A news and lifestyle website aimed at Catholics worldwide


Boston Globe Media Company, circa July-October 2015

My Role

  • Design Lead
  • Prototypes
  • Information Architecture
  • Visual Design
  • Typography
  • Branding
  • Logo Design
  • Developer
  • HTML
  • CSS
  • JavaScript

How might we …

  • Establish a destination site about the Catholic Church aimed at members worldwide
  • Create a secular site about religion, not a specifically religious site.
  • Set a design and content voice that was newsy, modern but fit a traditional organization
  • Reach a large audience with advertising targeted to their interests

Unique Challenges

No. 1 | Crux needed brand and visual identity – including a wordmark

When Crux was formulated, it basically had a name and an editor. The face – branding, colors, typography – the overall visual design of the site – was TBD. What was known was that it was to be a news site, not a religious site – summed up by one stakeholder as “no stained glass, no crosses.”

To set a design direction, I did:

  • A series of mood boards to determine which direction was desirable
  • A typography test of serif and sans-serifs that determined that Sentinel by Hoefler & Co. most accurately struck a balance of newsiness, modernity and tradition.
  • A color test, during which we determined that red and white – colors both associated with news and with the Vatican – were strongest.
  • A logo proved difficult. I benchmarked legacy news logos and wanted to design something reminiscent of the Time logo – sturdy, confident, serious and timeless. The slight dip on the “R” was meant to evoke calligraphy.

No. 2 | Crux needed variety in its presentation

News sites – at least at that time – tended to package all their news in the same type of container, whether it fit or not. Crux wanted to have unique displays for different types of stories

  • A standard news template
  • A news template highlighting stories written by Crux staff
  • A softer feature template for reviews, human interest and the like
  • A columnist or opinion template
  • A point / counterpoint template Additionally, these story pages were reflected on homepage presentation styles for the individual story tiles.

No. 3 | Do it fast – so design in browser

Crux was a rush job. It went from inception to launch in just a few months, so Crux was built in browser. This was an enormous challenge for me as developer and designer, in terms of workload. Design reviews and dev reviews were the same thing, essentially.
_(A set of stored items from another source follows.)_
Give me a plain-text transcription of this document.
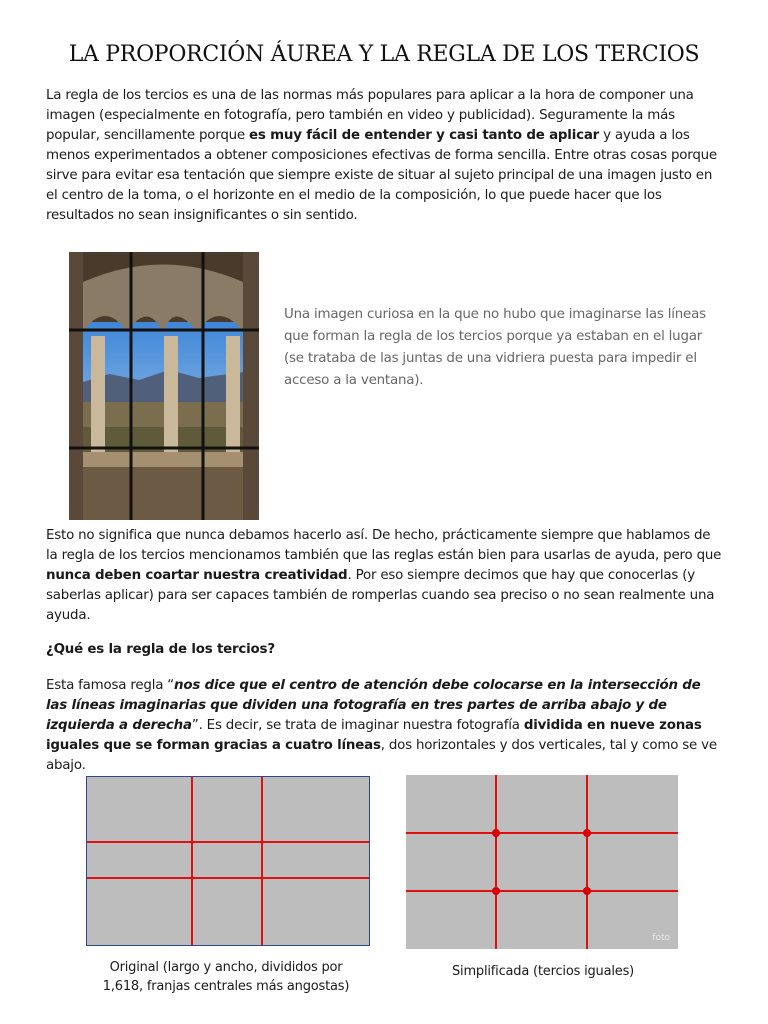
LA PROPORCIÓN ÁUREA Y LA REGLA DE LOS TERCIOS

La regla de los tercios es una de las normas más populares para aplicar a la hora de componer una imagen (especialmente en fotografía, pero también en video y publicidad). Seguramente la más popular, sencillamente porque es muy fácil de entender y casi tanto de aplicar y ayuda a los menos experimentados a obtener composiciones efectivas de forma sencilla. Entre otras cosas porque sirve para evitar esa tentación que siempre existe de situar al sujeto principal de una imagen justo en el centro de la toma, o el horizonte en el medio de la composición, lo que puede hacer que los resultados no sean insignificantes o sin sentido.

Una imagen curiosa en la que no hubo que imaginarse las líneas que forman la regla de los tercios porque ya estaban en el lugar (se trataba de las juntas de una vidriera puesta para impedir el acceso a la ventana).

Esto no significa que nunca debamos hacerlo así. De hecho, prácticamente siempre que hablamos de la regla de los tercios mencionamos también que las reglas están bien para usarlas de ayuda, pero que nunca deben coartar nuestra creatividad. Por eso siempre decimos que hay que conocerlas (y saberlas aplicar) para ser capaces también de romperlas cuando sea preciso o no sean realmente una ayuda.

¿Qué es la regla de los tercios?

Esta famosa regla “nos dice que el centro de atención debe colocarse en la intersección de las líneas imaginarias que dividen una fotografía en tres partes de arriba abajo y de izquierda a derecha”. Es decir, se trata de imaginar nuestra fotografía dividida en nueve zonas iguales que se forman gracias a cuatro líneas, dos horizontales y dos verticales, tal y como se ve abajo.

foto
Original (largo y ancho, divididos por 1,618, franjas centrales más angostas)
Simplificada (tercios iguales)
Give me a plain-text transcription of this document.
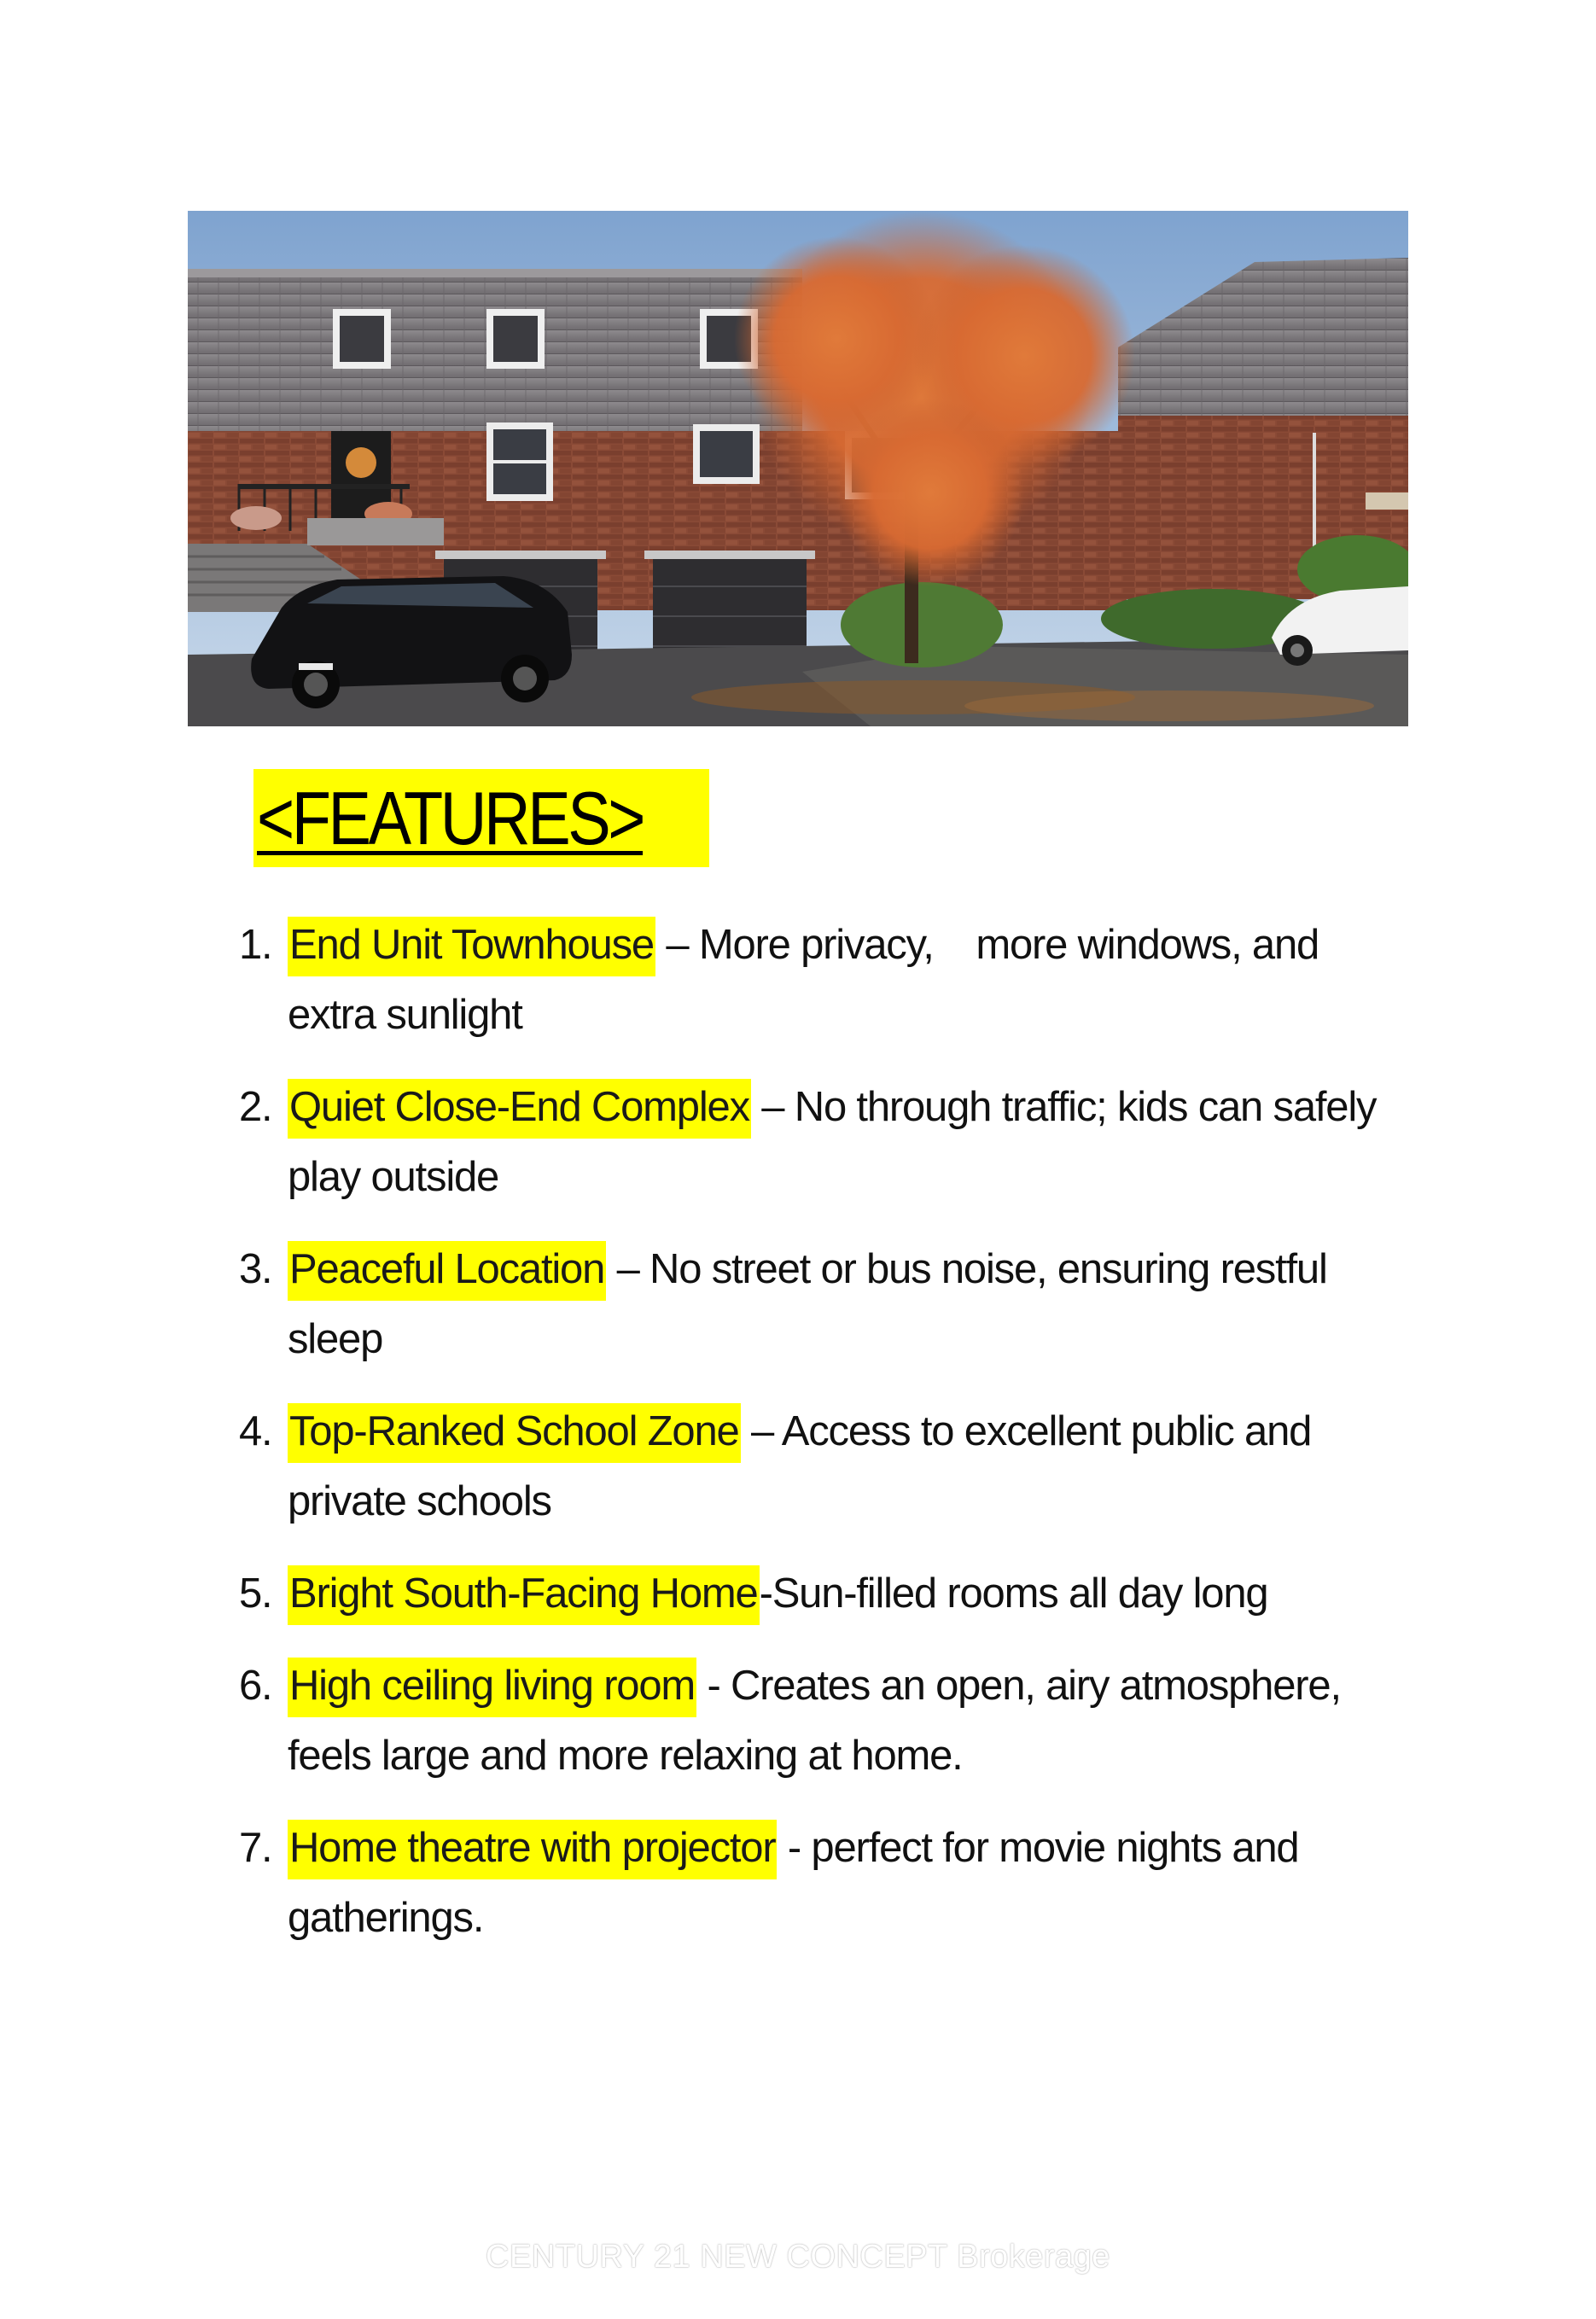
<FEATURES>
1. End Unit Townhouse – More privacy,    more windows, and extra sunlight
2. Quiet Close-End Complex – No through traffic; kids can safely play outside
3. Peaceful Location – No street or bus noise, ensuring restful sleep
4. Top-Ranked School Zone – Access to excellent public and private schools
5. Bright South-Facing Home-Sun-filled rooms all day long
6. High ceiling living room - Creates an open, airy atmosphere, feels large and more relaxing at home.
7. Home theatre with projector - perfect for movie nights and gatherings.
CENTURY 21 NEW CONCEPT Brokerage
Among the strengths of this approach:

  • Speed of napkin sketch to design to code
  • Very little time gap between ending design and shipping site

Among the weaknesses

  • Small design changes – eg “can that be moved to the left side” – can require big code changes
  • Inflexibility of code-first means less experimentation and iteration

No. 4 | Crux had an awesome 404 screen

OK, not a challenge. But I love a good hidden bit, and Crux had a good one – and a sense of humor. The 404 screen was an image of St. Anthony, patron saint of lost items. It linked to his page in the Saints and Popes database. Additionally, because a 404 page should not leave users, lost, it also directed them back to the main site.